Mfence

This page describes the semantics of x86 instructions such as mfence, which must be used during synchronization to ensure that memory modifications made in one thread are visible to other threads. The information below was taken from Intel instruction set manuals.

mfence

Performs a serializing operation on all load-from-memory and store-to-memory instructions that were issued prior the MFENCE instruction. This serializing operation guarantees that every load and store instruction that precedes the MFENCE instruction in program order becomes globally visible before any load or store instruction that follows the MFENCE instruction.1 The MFENCE instruction is ordered with respect to all load and store instructions, other MFENCE instructions, any LFENCE and SFENCE instructions, and any serializing instructions (such as the CPUID instruction). MFENCE does not serialize the instruction stream.

Weakly ordered memory types can be used to achieve higher processor performance through such techniques as out-of-order issue, speculative reads, write-combining, and write-collapsing. The degree to which a consumer of data recognizes or knows that the data is weakly ordered varies among applications and may be unknown to the producer of this data. The MFENCE instruction provides a performance-efficient way of ensuring load and store ordering between routines that produce weakly-ordered results and routines that consume that data.

sfence

Performs a serializing operation on all store-to-memory instructions that were issued prior the SFENCE instruction. This serializing operation guarantees that every store instruction that precedes the SFENCE instruction in program order becomes globally visible before any store instruction that follows the SFENCE instruction. The SFENCE instruction is ordered with respect to store instructions, other SFENCE instructions, any LFENCE and MFENCE instructions, and any serializing instructions (such as the CPUID instruction). It is not ordered with respect to load instructions.

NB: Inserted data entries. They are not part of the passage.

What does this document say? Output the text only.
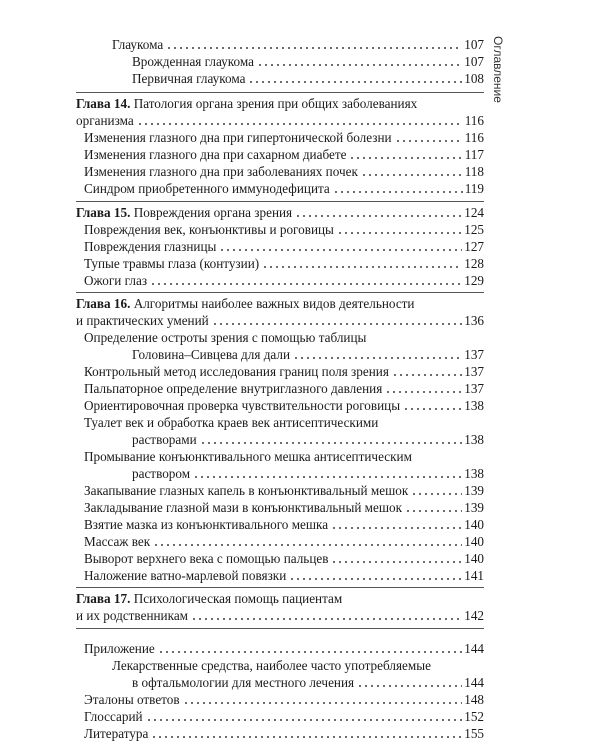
Оглавление
Глаукома	107
Врожденная глаукома	107
Первичная глаукома	108
Глава 14. Патология органа зрения при общих заболеваниях
организма	116
Изменения глазного дна при гипертонической болезни	116
Изменения глазного дна при сахарном диабете	117
Изменения глазного дна при заболеваниях почек	118
Синдром приобретенного иммунодефицита	119
Глава 15. Повреждения органа зрения	124
Повреждения век, конъюнктивы и роговицы	125
Повреждения глазницы	127
Тупые травмы глаза (контузии)	128
Ожоги глаз	129
Глава 16. Алгоритмы наиболее важных видов деятельности
и практических умений	136
Определение остроты зрения с помощью таблицы
Головина–Сивцева для дали	137
Контрольный метод исследования границ поля зрения	137
Пальпаторное определение внутриглазного давления	137
Ориентировочная проверка чувствительности роговицы	138
Туалет век и обработка краев век антисептическими
растворами	138
Промывание конъюнктивального мешка антисептическим
раствором	138
Закапывание глазных капель в конъюнктивальный мешок	139
Закладывание глазной мази в конъюнктивальный мешок	139
Взятие мазка из конъюнктивального мешка	140
Массаж век	140
Выворот верхнего века с помощью пальцев	140
Наложение ватно-марлевой повязки	141
Глава 17. Психологическая помощь пациентам
и их родственникам	142
Приложение	144
Лекарственные средства, наиболее часто употребляемые
в офтальмологии для местного лечения	144
Эталоны ответов	148
Глоссарий	152
Литература	155
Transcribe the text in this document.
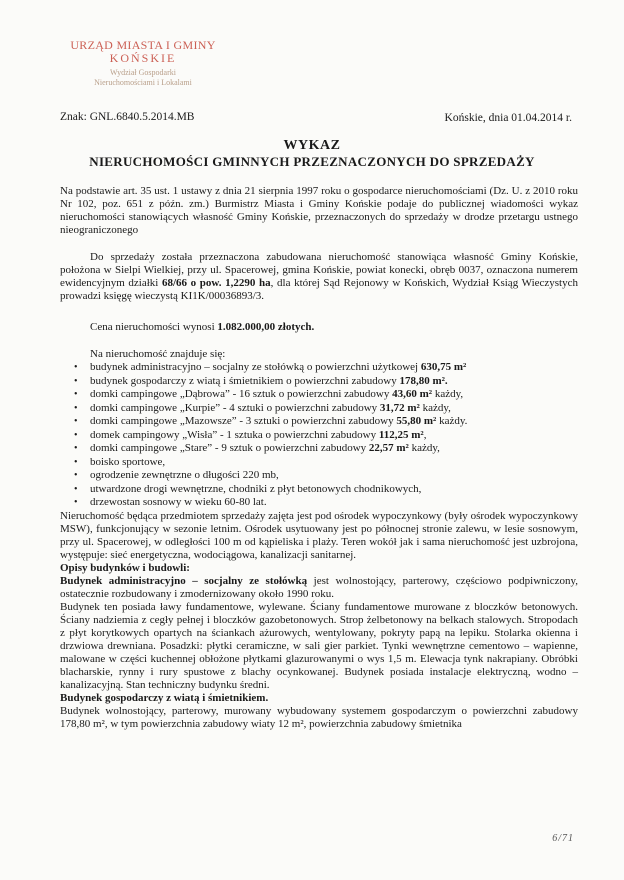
URZĄD MIASTA I GMINY
KOŃSKIE
Wydział Gospodarki
Nieruchomościami i Lokalami
Znak: GNL.6840.5.2014.MB	Końskie, dnia 01.04.2014 r.
WYKAZ
NIERUCHOMOŚCI GMINNYCH PRZEZNACZONYCH DO SPRZEDAŻY

Na podstawie art. 35 ust. 1 ustawy z dnia 21 sierpnia 1997 roku o gospodarce nieruchomościami (Dz. U. z 2010 roku Nr 102, poz. 651 z późn. zm.) Burmistrz Miasta i Gminy Końskie podaje do publicznej wiadomości wykaz nieruchomości stanowiących własność Gminy Końskie, przeznaczonych do sprzedaży w drodze przetargu ustnego nieograniczonego

Do sprzedaży została przeznaczona zabudowana nieruchomość stanowiąca własność Gminy Końskie, położona w Sielpi Wielkiej, przy ul. Spacerowej, gmina Końskie, powiat konecki, obręb 0037, oznaczona numerem ewidencyjnym działki 68/66 o pow. 1,2290 ha, dla której Sąd Rejonowy w Końskich, Wydział Ksiąg Wieczystych prowadzi księgę wieczystą KI1K/00036893/3.

Cena nieruchomości wynosi 1.082.000,00 złotych.

Na nieruchomość znajduje się:

• budynek administracyjno – socjalny ze stołówką o powierzchni użytkowej 630,75 m²
• budynek gospodarczy z wiatą i śmietnikiem o powierzchni zabudowy 178,80 m².
• domki campingowe „Dąbrowa” - 16 sztuk o powierzchni zabudowy 43,60 m² każdy,
• domki campingowe „Kurpie” - 4 sztuki o powierzchni zabudowy 31,72 m² każdy,
• domki campingowe „Mazowsze” - 3 sztuki o powierzchni zabudowy 55,80 m² każdy.
• domek campingowy „Wisła” - 1 sztuka o powierzchni zabudowy 112,25 m²,
• domki campingowe „Stare” - 9 sztuk o powierzchni zabudowy 22,57 m² każdy,
• boisko sportowe,
• ogrodzenie zewnętrzne o długości 220 mb,
• utwardzone drogi wewnętrzne, chodniki z płyt betonowych chodnikowych,
• drzewostan sosnowy w wieku 60-80 lat.

Nieruchomość będąca przedmiotem sprzedaży zajęta jest pod ośrodek wypoczynkowy (były ośrodek wypoczynkowy MSW), funkcjonujący w sezonie letnim. Ośrodek usytuowany jest po północnej stronie zalewu, w lesie sosnowym, przy ul. Spacerowej, w odległości 100 m od kąpieliska i plaży. Teren wokół jak i sama nieruchomość jest uzbrojona, występuje: sieć energetyczna, wodociągowa, kanalizacji sanitarnej.

Opisy budynków i budowli:

Budynek administracyjno – socjalny ze stołówką jest wolnostojący, parterowy, częściowo podpiwniczony, ostatecznie rozbudowany i zmodernizowany około 1990 roku.

Budynek ten posiada ławy fundamentowe, wylewane. Ściany fundamentowe murowane z bloczków betonowych. Ściany nadziemia z cegły pełnej i bloczków gazobetonowych. Strop żelbetonowy na belkach stalowych. Stropodach z płyt korytkowych opartych na ściankach ażurowych, wentylowany, pokryty papą na lepiku. Stolarka okienna i drzwiowa drewniana. Posadzki: płytki ceramiczne, w sali gier parkiet. Tynki wewnętrzne cementowo – wapienne, malowane w części kuchennej obłożone płytkami glazurowanymi o wys 1,5 m. Elewacja tynk nakrapiany. Obróbki blacharskie, rynny i rury spustowe z blachy ocynkowanej. Budynek posiada instalacje elektryczną, wodno – kanalizacyjną. Stan techniczny budynku średni.

Budynek gospodarczy z wiatą i śmietnikiem.

Budynek wolnostojący, parterowy, murowany wybudowany systemem gospodarczym o powierzchni zabudowy 178,80 m², w tym powierzchnia zabudowy wiaty 12 m², powierzchnia zabudowy śmietnika

6/71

Weakly ordered memory types can be used to achieve higher processor performance through such techniques as out-of-order issue, write-combining, and write-collapsing. The degree to which a consumer of data recognizes or knows that the data is weakly ordered varies among applications and may be unknown to the producer of this data. The SFENCE instruction provides a performance-efficient way of ensuring store ordering between routines that produce weakly-ordered results and routines that consume this data.

lfence

Performs a serializing operation on all load-from-memory instructions that were issued prior the LFENCE instruction. Specifically, LFENCE does not execute until all prior instructions have completed locally, and no later instruction begins execution until LFENCE completes. In particular, an instruction that loads from memory and that precedes an LFENCE receives data from memory prior to completion of the LFENCE. (An LFENCE that follows an instruction that stores to memory might complete before the data being stored have become globally visible.) Instructions following an LFENCE may be fetched from memory before the LFENCE, but they will not execute until the LFENCE completes.

Weakly ordered memory types can be used to achieve higher processor performance through such techniques as out-of-order issue and speculative reads. The degree to which a consumer of data recognizes or knows that the data is weakly ordered varies among applications and may be unknown to the producer of this data. The LFENCE instruction provides a performance-efficient way of ensuring load ordering between routines that produce weakly-ordered results and routines that consume that data.

Resources

No references found the usage of x86 memory fences.
General reference for memory ordering (aka. memory consistency), recommended in "A Quantitative Approach" by Henneessy and Patterson:
http://www.hpl.hp.com/techreports/Compaq-DEC/WRL-95-7.pdf
x86 (IA-32) memory ordering
1. Analysis is seen in "A Better x86 Memory Model: x86-TSO":
  http://www.springerlink.com/content/f7717l1275624610/
2. x86 (IA-32) memory ordering seems to be little confused by seeing Table 1. "Summary of Memory Ordering" in :
  http://www.ee.ryerson.ca/~courses/coe518/LinuxJournal/elj2005-136-memoryordering1.pdf
  The memory ordering is relaxed from SC->TSO->PSO->WO. X86 still keeps W->W order even R->RW order is relaxed. The atomic operations in x86 also seem to work as a memory fence, which is different from other CPU architectures.
3. The memory ordering of x86 is also discussed in section 2 of "A Better x86 Memory Model: x86-TSO":
  http://www.springerlink.com/content/f7717l1275624610/
  Notice that the memory consistency model in Intel and AMD is not identical.
In case of MIPS R10000)
1. R10k guaranteed sequential consistency (SC) with speculative execution mechanism for software compatibility. The design seems successful although it might limit wider instruction issue with more than two load/store pipelines. Wider instruction issue is not common because of diminishing return of Instruction Level parallelism.
  Hill also recommends R10000's approach:
  http://ieeexplore.ieee.org/xpl/freeabs_all.jsp?arnumber=707614;
  (We can download this paper for free in google scholar.)
2. R10k has 'sync' instruction. It is just for waiting emptying the external memory (write) buffers and for synchronizing to special uncached operation named 'uncached accelerated' mainly used for accelerating command filling to peripheral such as a graphic engine, etc.